Given the spectacular collapse of the Afghanistan government, and by extension the calamitous end of the United States’ intervention, it is germane to do a retrospective look at what did the US do wrong. After all, it has been 46 years since the US suffered such a public and undeniably humiliating defeat. The scenes of desperation eerily similar to the fall of Saigon in 1975.
When the US went into Afghanistan in 2001, it had a legal casus belli. After all Osama bin Laden who bore responsibility for the 9/11 terror attacks planned these on Afghan soil. Had it been a simple case of punishing both terrorist and host, then the mission would have been a straightforward one.
As it happened goals such as nation-building and the emancipation of women were added to the list. This was the first big mistake. Now, any anthropologist would tell you that the cardinal sin is isomorphic mimicry, which is to say imposing certain paradigms from a differently-evolved society on to another whose trajectory of development has been entirely different. After all, how could Afghanistan, a sedentary, pastoralist society with a majority of its population following codes from a bygone era, overnight transform into a democracy with respect for the rule of law, human rights and gender equality. To paraphrase Napoleon’s foreign minister Charles Maurice de Talleyrand-Périgord, the US’ actions were ‘worse than a crime, it was a blunder’. This original blunder essentially poisoned the well for everything that came after.
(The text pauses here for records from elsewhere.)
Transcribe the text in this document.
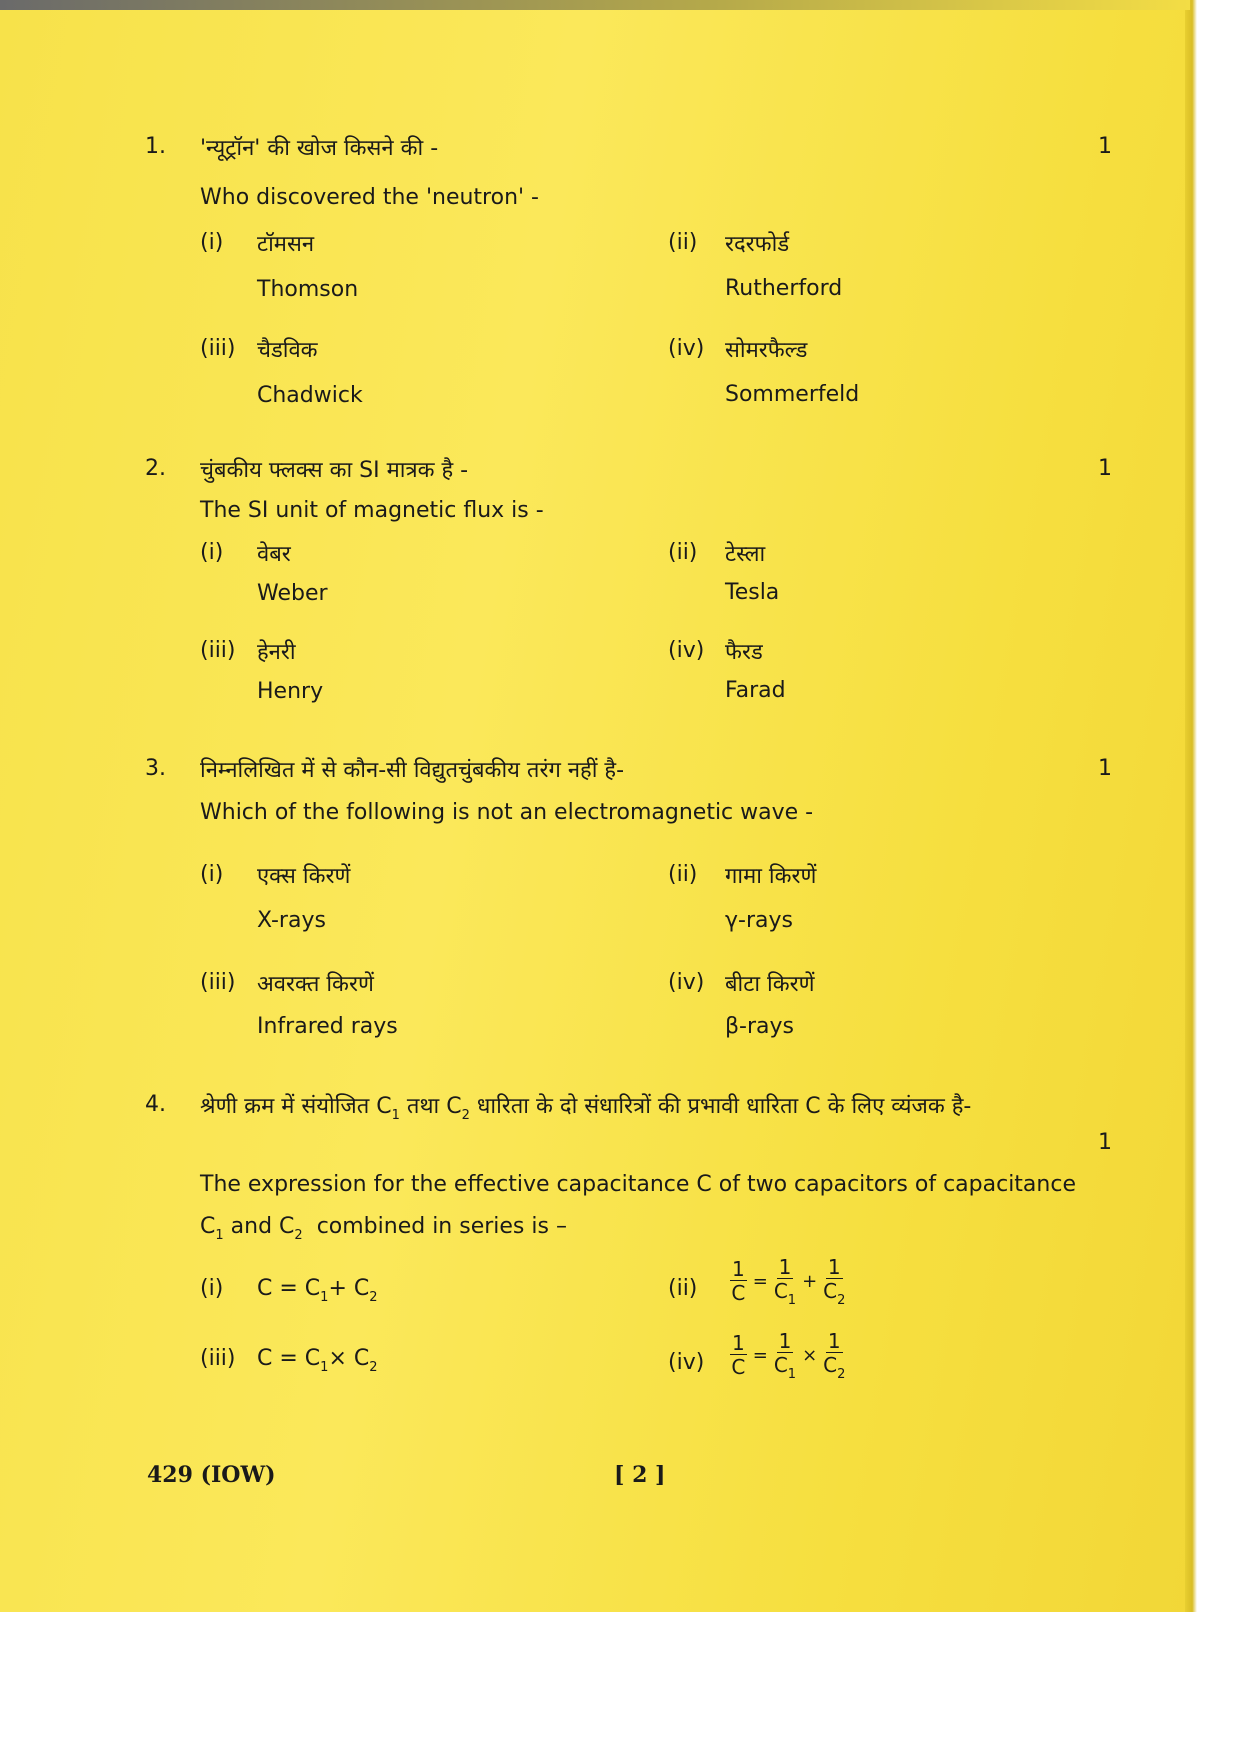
1. 'न्यूट्रॉन' की खोज किसने की -	1
Who discovered the 'neutron' -
(i) टॉमसन
Thomson
(ii) रदरफोर्ड
Rutherford
(iii) चैडविक
Chadwick
(iv) सोमरफैल्ड
Sommerfeld
2. चुंबकीय फ्लक्स का SI मात्रक है -	1
The SI unit of magnetic flux is -
(i) वेबर
Weber
(ii) टेस्ला
Tesla
(iii) हेनरी
Henry
(iv) फैरड
Farad
3. निम्नलिखित में से कौन-सी विद्युतचुंबकीय तरंग नहीं है-	1
Which of the following is not an electromagnetic wave -
(i) एक्स किरणें
X-rays
(ii) गामा किरणें
γ-rays
(iii) अवरक्त किरणें
Infrared rays
(iv) बीटा किरणें
β-rays
4. श्रेणी क्रम में संयोजित $C_1$ तथा $C_2$ धारिता के दो संधारित्रों की प्रभावी धारिता C के लिए व्यंजक है-
1
The expression for the effective capacitance C of two capacitors of capacitance
$C_1$ and $C_2$ combined in series is –
(i) $C = C_1+ C_2$	$(ii) \frac{1}{C} = \frac{1}{C_1} + \frac{1}{C_2}$
(iii) $C = C_1\times C_2$	$(iv) \frac{1}{C} = \frac{1}{C_1} \times \frac{1}{C_2}$
429 (IOW)	[ 2 ]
The second big mistake was how the US chose to deal with Pakistan. Had Pakistan not gone along with US plans for Afghanistan, it was made abundantly clear that Pakistan would be bombed “back to the Stone Age”. Pakistan’s generals came up with an audacious plan that would help them under-deliver on what they considered Washington’s excessive demands.
Primarily this focused on the need not just to protect the terror apparatus that they had created, but to also maintain the doctrine of strategic depth they had developed. Barely three months after the 9/11 attacks, Pakistan carefully calibrated attacks on India’s Parliament. This wasn’t happenstance, this was calculated; the calculation being that if Pakistan generated a big enough crisis on its eastern border (with India) it could avoid throwing the full weight of its military in supporting the US mission in Afghanistan. Moreover it could make a convincing case to the US that it needed terrorists or ‘sub conventional combatants’ in order to offset India’s military superiority.
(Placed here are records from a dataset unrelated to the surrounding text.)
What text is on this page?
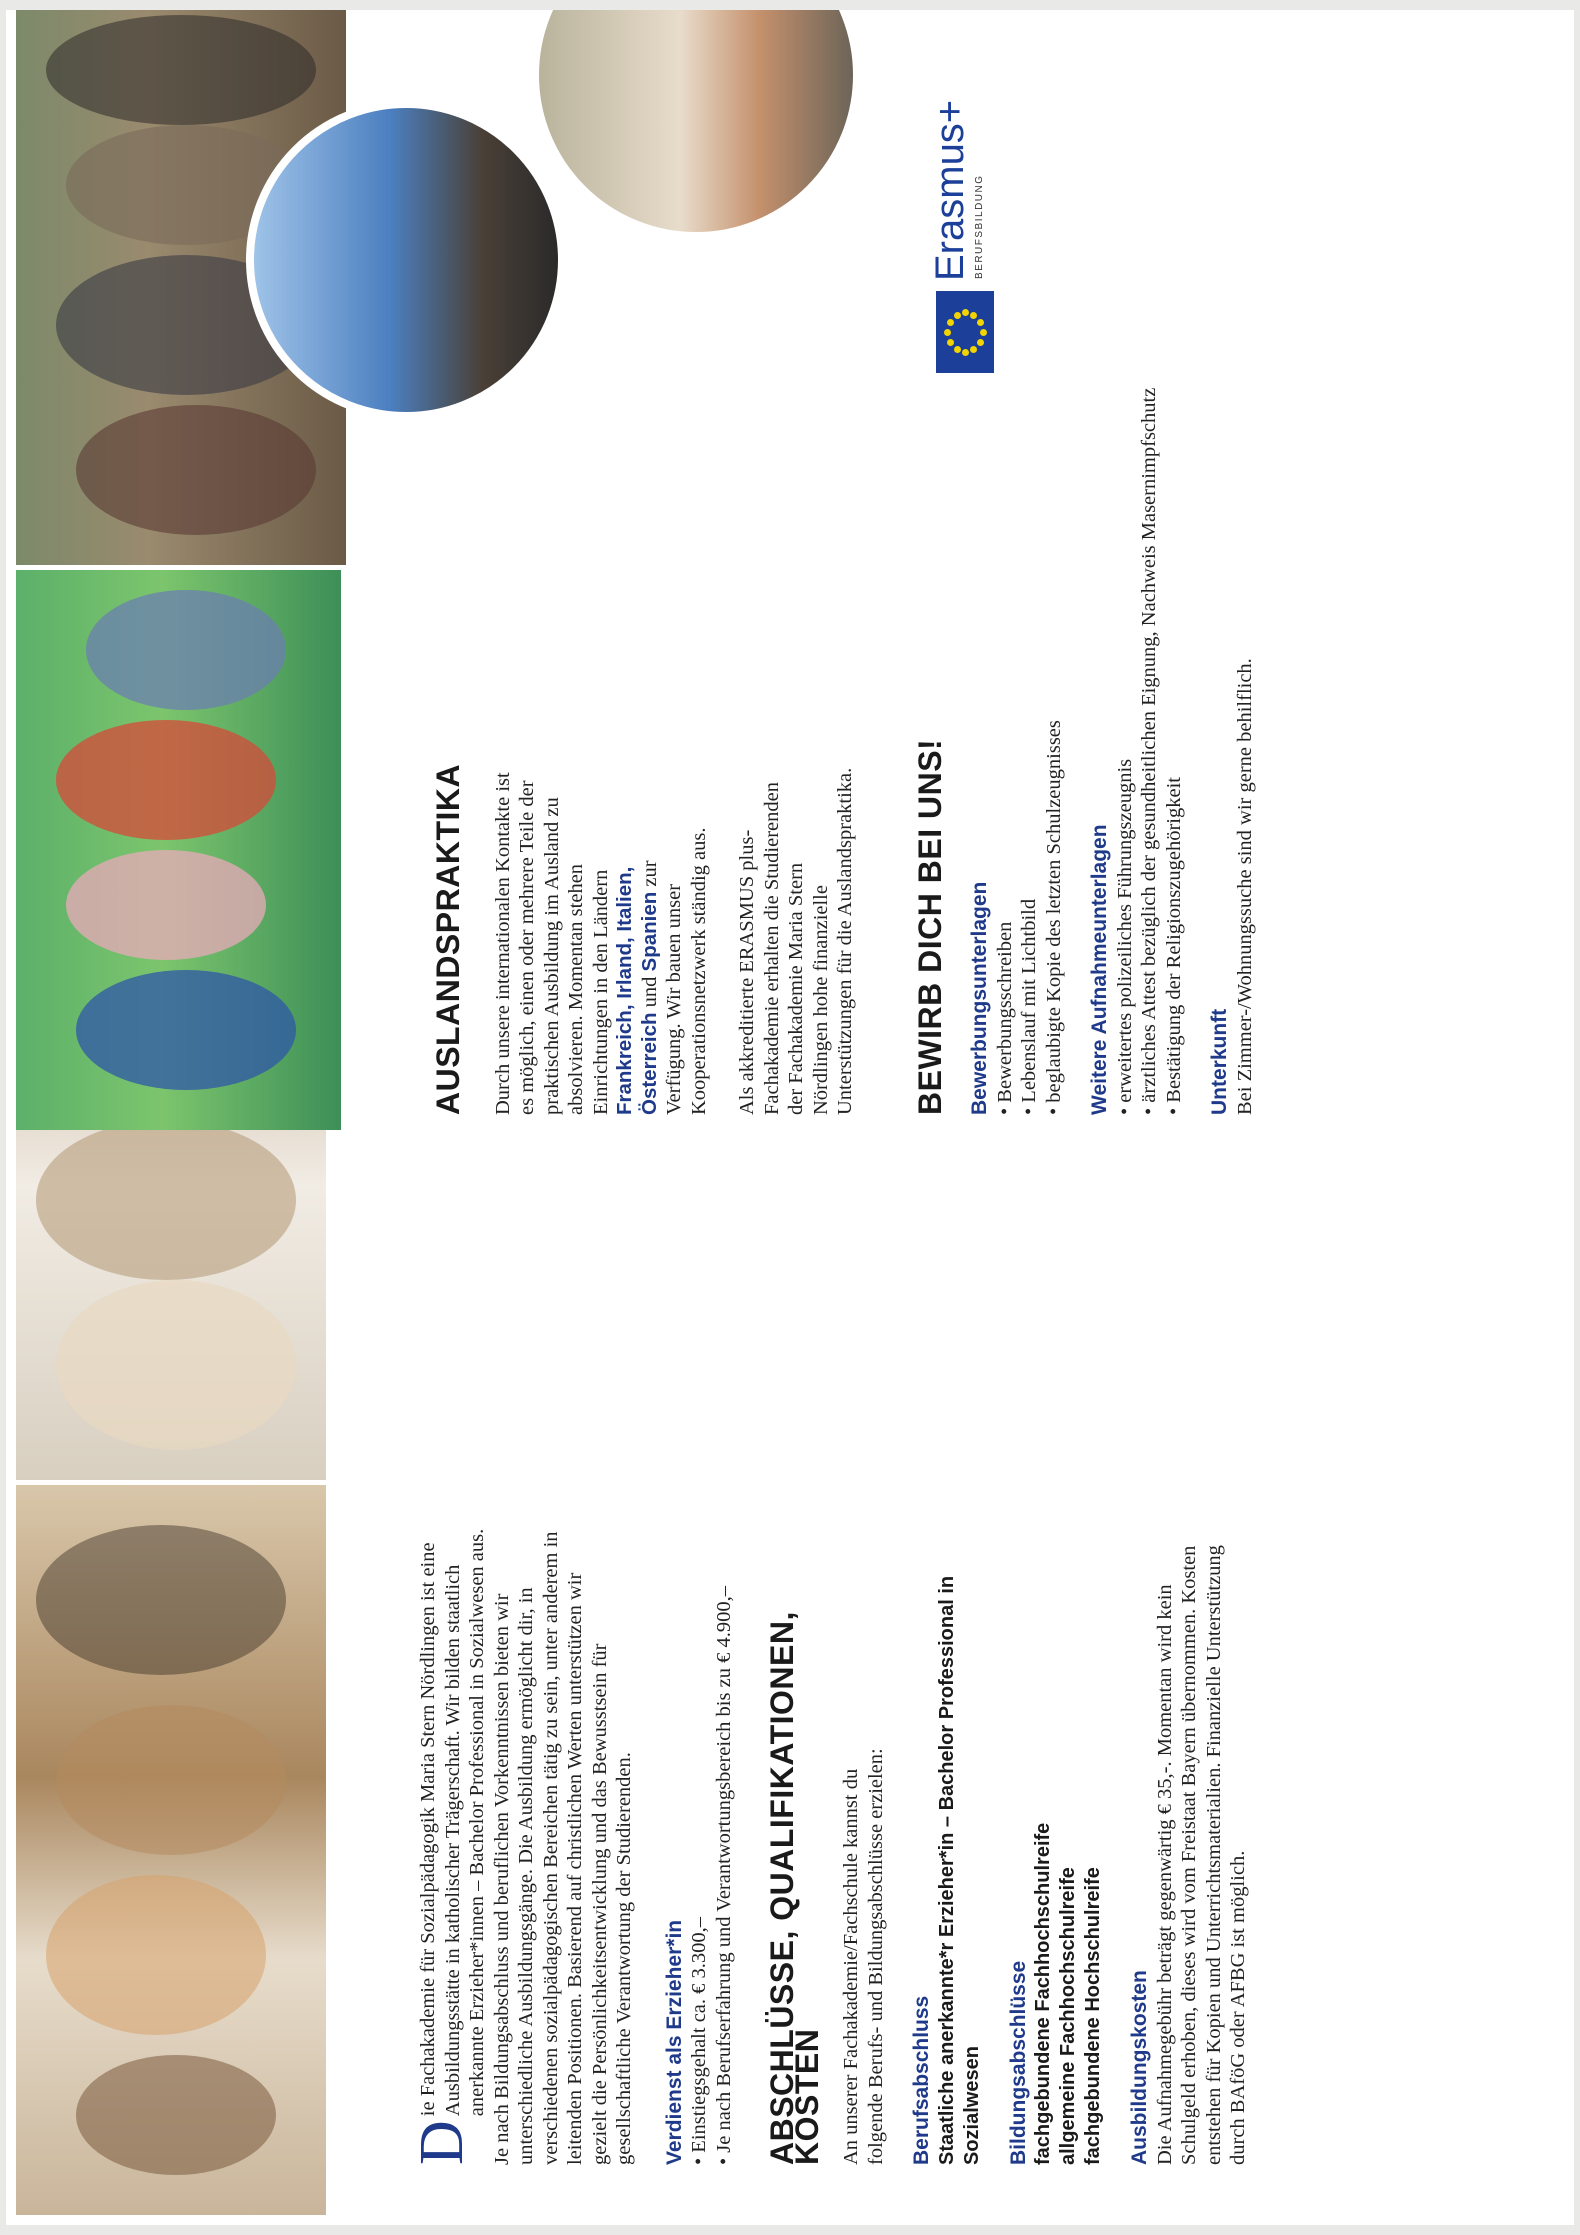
D
ie Fachakademie für Sozialpädagogik Maria Stern Nördlingen ist eine Ausbildungsstätte in katholischer Trägerschaft. Wir bilden staatlich anerkannte Erzieher*innen – Bachelor Professional in Sozialwesen aus. Je nach Bildungsabschluss und beruflichen Vorkenntnissen bieten wir unterschiedliche Ausbildungsgänge. Die Ausbildung ermöglicht dir, in verschiedenen sozialpädagogischen Bereichen tätig zu sein, unter anderem in leitenden Positionen. Basierend auf christlichen Werten unterstützen wir gezielt die Persönlichkeitsentwicklung und das Bewusstsein für gesellschaftliche Verantwortung der Studierenden. Verdienst als Erzieher*in • Einstiegsgehalt ca. € 3.300,–

• Je nach Berufserfahrung und Verantwortungsbereich bis zu € 4.900,– ABSCHLÜSSE, QUALIFIKATIONEN, KOSTEN An unserer Fachakademie/Fachschule kannst du folgende Berufs- und Bildungsabschlüsse erzielen: Berufsabschluss Staatliche anerkannte*r Erzieher*in – Bachelor Professional in Sozialwesen Bildungsabschlüsse fachgebundene Fachhochschulreife allgemeine Fachhochschulreife fachgebundene Hochschulreife Ausbildungskosten Die Aufnahmegebühr beträgt gegenwärtig € 35,-. Momentan wird kein Schulgeld erhoben, dieses wird vom Freistaat Bayern übernommen. Kosten entstehen für Kopien und Unterrichtsmaterialien. Finanzielle Unterstützung durch BAföG oder AFBG ist möglich.

AUSLANDSPRAKTIKA Durch unsere internationalen Kontakte ist es möglich, einen oder mehrere Teile der praktischen Ausbildung im Ausland zu absolvieren. Momentan stehen Einrichtungen in den Ländern Frankreich, Irland, Italien, Österreich und Spanien zur Verfügung. Wir bauen unser Kooperationsnetzwerk ständig aus. Als akkreditierte ERASMUS plus-Fachakademie erhalten die Studierenden der Fachakademie Maria Stern Nördlingen hohe finanzielle Unterstützungen für die Auslandspraktika. BEWIRB DICH BEI UNS! Bewerbungsunterlagen • Bewerbungsschreiben

• Lebenslauf mit Lichtbild

• beglaubigte Kopie des letzten Schulzeugnisses Weitere Aufnahmeunterlagen • erweitertes polizeiliches Führungszeugnis

• ärztliches Attest bezüglich der gesundheitlichen Eignung, Nachweis Masernimpfschutz

• Bestätigung der Religionszugehörigkeit Unterkunft Bei Zimmer-/Wohnungssuche sind wir gerne behilflich.

Erasmus+ BERUFSBILDUNG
India fell for the trap and set in motion a menacing military posture which directly threatened Pakistan — and the US also fell into a trap accepting Pakistan’s excuses as genuine.
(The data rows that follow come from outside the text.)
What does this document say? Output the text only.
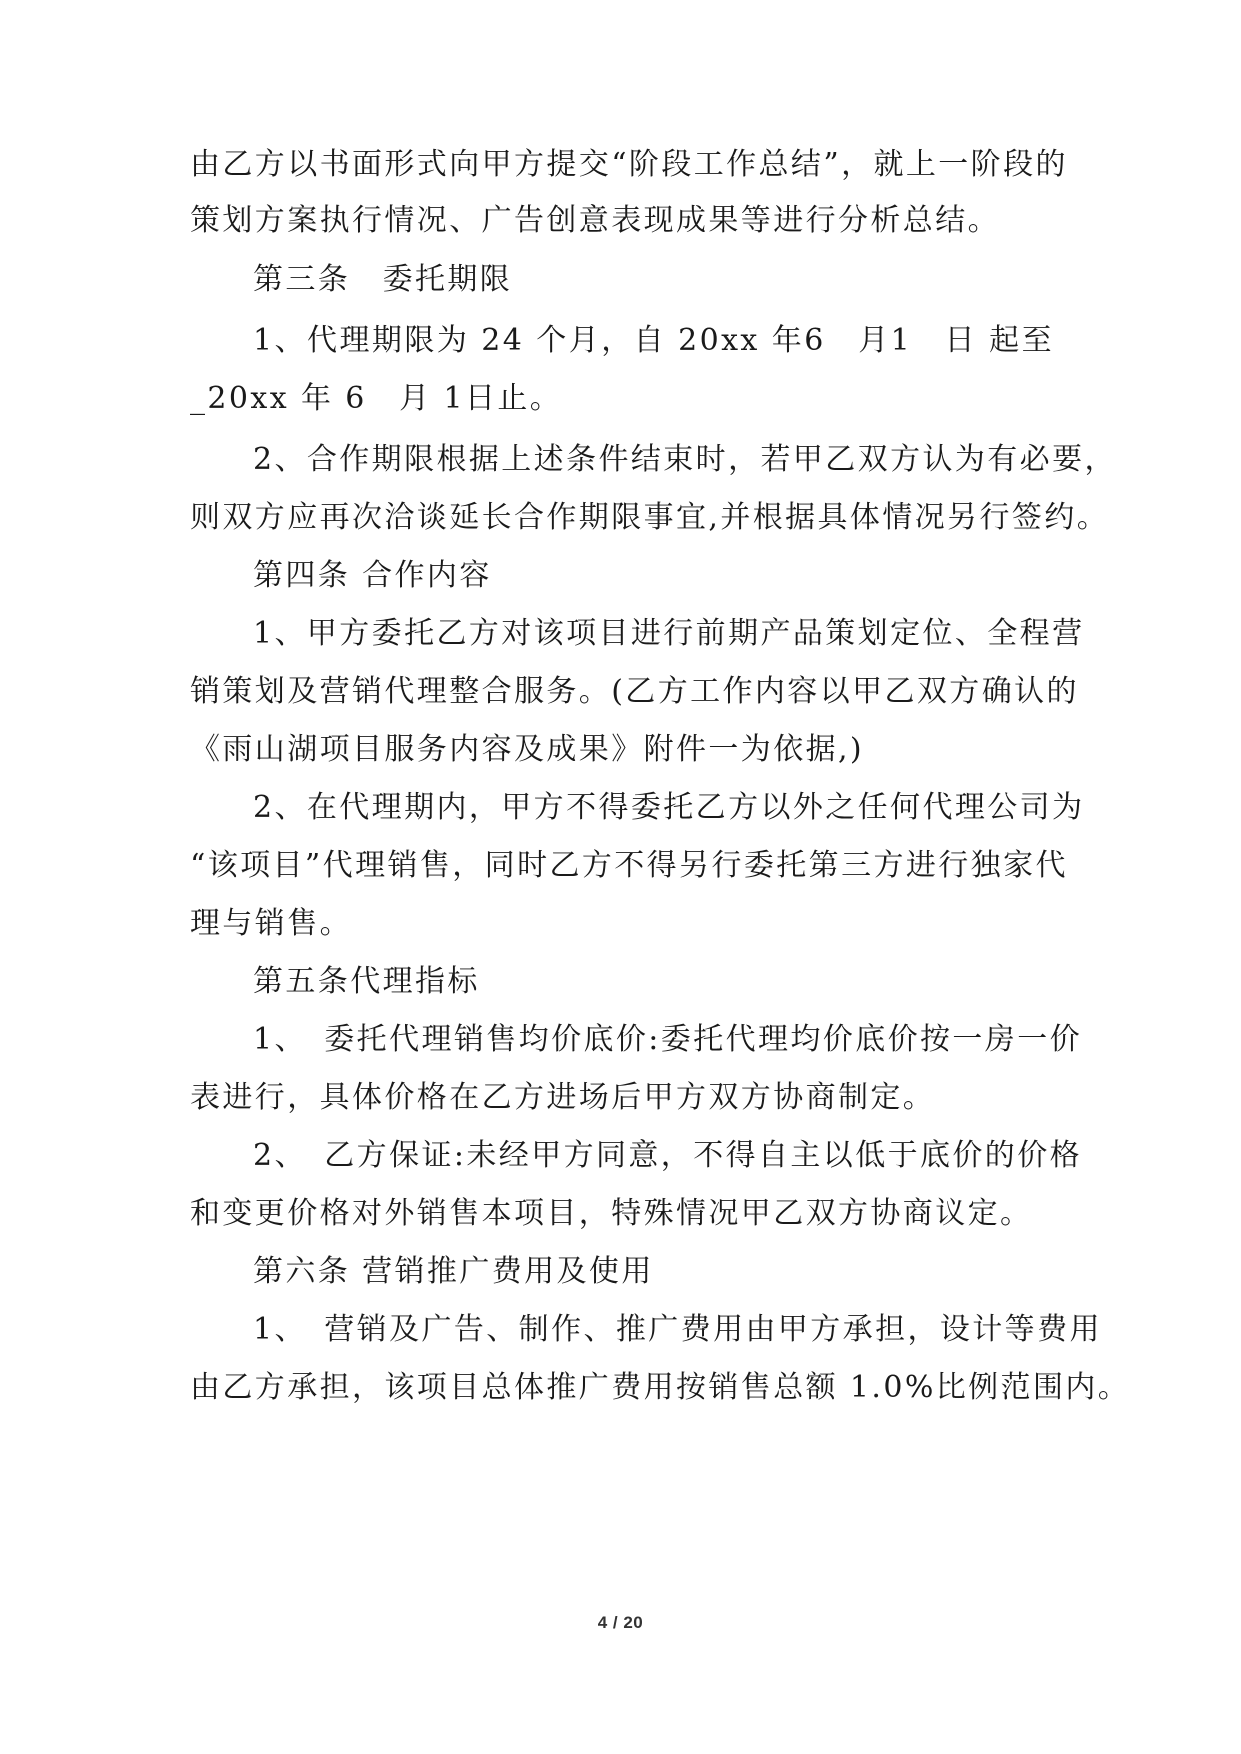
由乙方以书面形式向甲方提交“阶段工作总结”，就上一阶段的
策划方案执行情况、广告创意表现成果等进行分析总结。
第三条　委托期限
1、代理期限为 24 个月，自 20xx 年6　月1　日 起至
_20xx 年 6　月 1日止。
2、合作期限根据上述条件结束时，若甲乙双方认为有必要，
则双方应再次洽谈延长合作期限事宜,并根据具体情况另行签约。
第四条 合作内容
1、甲方委托乙方对该项目进行前期产品策划定位、全程营
销策划及营销代理整合服务。(乙方工作内容以甲乙双方确认的
《雨山湖项目服务内容及成果》附件一为依据,)
2、在代理期内，甲方不得委托乙方以外之任何代理公司为
“该项目”代理销售，同时乙方不得另行委托第三方进行独家代
理与销售。
第五条代理指标
1、　委托代理销售均价底价:委托代理均价底价按一房一价
表进行，具体价格在乙方进场后甲方双方协商制定。
2、　乙方保证:未经甲方同意，不得自主以低于底价的价格
和变更价格对外销售本项目，特殊情况甲乙双方协商议定。
第六条 营销推广费用及使用
1、　营销及广告、制作、推广费用由甲方承担，设计等费用
由乙方承担，该项目总体推广费用按销售总额 1.0%比例范围内。
4 / 20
The third big mistake happened a few years into the US occupation of Afghanistan. By 2004, it had become clear that Pakistan was running with the hares and hunting with the hounds. The ‘sub conventional assets’, ostensibly for use against India, were now being used to great affect against US forces in Afghanistan. Even the pretence of masking its actions was not taken because by this time the US was almost entirely dependent on Pakistan to supply its Afghan mission.
Yet in spite of overwhelming proof of Pakistani State complicity in deadly attacks on US soldiers, Washington thought it could simply make Islamabad see the light. Essentially the Taliban were the symptom and Pakistan was the disease, and the US persisted in treating the symptoms and not the disease.
Even finding Osama bin Laden hold up in a house just a few hundred metres away from a Pakistan military academy could not make the US bureaucracy see sense as to who the puppet and puppet master was.
The fourth big mistake was to base the Af-Pak policy on the empty chatter of Washington think-tanks, which were essentially auditioning platforms for government jobs that required you to parrot accepted dogma. The fact that much of the Af-Pak analysis was heavy-coloured by conflict of interest, specifically with regards to the authors of such papers who depended heavily on the good graces of the Pakistan Army and the high-level access provided by it. At one level US President Donald Trump exposed this in relation to West Asia. Trump after all managed to get more peace deals signed between Israel and the Arabs than the previous eight US Presidents combined. For exposing their perfidy Trump is hated by the think-tanks and yet he never explored options that did not emanate from the echo chamber when it came to South Asia.
The fifth big mistake was to foist on Afghanistan a bunch of irredeemable ‘leaders’ such as Hamid Karzai and Ashraf Ghani. Neither of these men were chosen for their leadership abilities; rather they were chosen because they were malleable. They had the basic sophistication to charm New York socialites but had no clue on how to run a government, especially one wracked by an insurgency. They were essentially the Afghan versions of Ahmad Chalabi, who at one point was US’ bet to become President of Iraq.
Compare to these five big mistakes all the other mistakes that the US made in Afghanistan are minor and tactical because they could’ve been fixed. However, these big mistakes waylaid the entire course of action and trapped the US into a toxic cycle of both self-delusion and failure-reinforcing behaviour where corrective action was actively discouraged. In short, the Taliban did not defeat the US, the United States defeated the United States.
Views are personal and do not represent the stand of this publication.